Structured Arrays (and Record Arrays)


Numpy provides powerful capabilities to create arrays of structs or records. These arrays permit one to manipulate the data by the structs or by fields of the struct. A simple example will show what is meant.:

>>> x = np.zeros((2,),dtype=('i4,f4,a10'))
>>> x[:] = [(1,2.,'Hello'),(2,3.,"World")]
>>> x
array([(1, 2.0, 'Hello'), (2, 3.0, 'World')],
     dtype=[('f0', '>i4'), ('f1', '>f4'), ('f2', '|S10')])

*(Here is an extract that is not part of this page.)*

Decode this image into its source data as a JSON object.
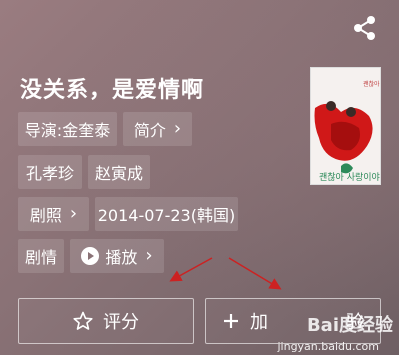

Here we have created a one-dimensional array of length 2. Each element of this array is a record that contains three items, a 32-bit integer, a 32-bit float, and a string of length 10 or less. If we index this array at the second position we get the second record:

>>> x[1]

Conveniently, one can access any field of the array by indexing using the string that names that field. In this case the fields have received the default names ‘f0’, ‘f1’ and ‘f2’.

>>> y = x['f1']
>>> y
array([ 2.,  3.], dtype=float32)
>>> y[:] = 2*y
>>> y
array([ 4.,  6.], dtype=float32)
>>> x
array([(1, 4.0, 'Hello'), (2, 6.0, 'World')],
      dtype=[('f0', '>i4'), ('f1', '>f4'), ('f2', '|S10')])

In these examples, y is a simple float array consisting of the 2nd field in the record. But, rather than being a copy of the data in the structured array, it is a view, i.e., it shares exactly the same memory locations. Thus, when we updated this array by doubling its values, the structured array shows the corresponding values as doubled as well. Likewise, if one changes the record, the field view also changes:

>>> x[1] = (-1,-1.,"Master")
>>> x
array([(1, 4.0, 'Hello'), (-1, -1.0, 'Master')],
      dtype=[('f0', '>i4'), ('f1', '>f4'), ('f2', '|S10')])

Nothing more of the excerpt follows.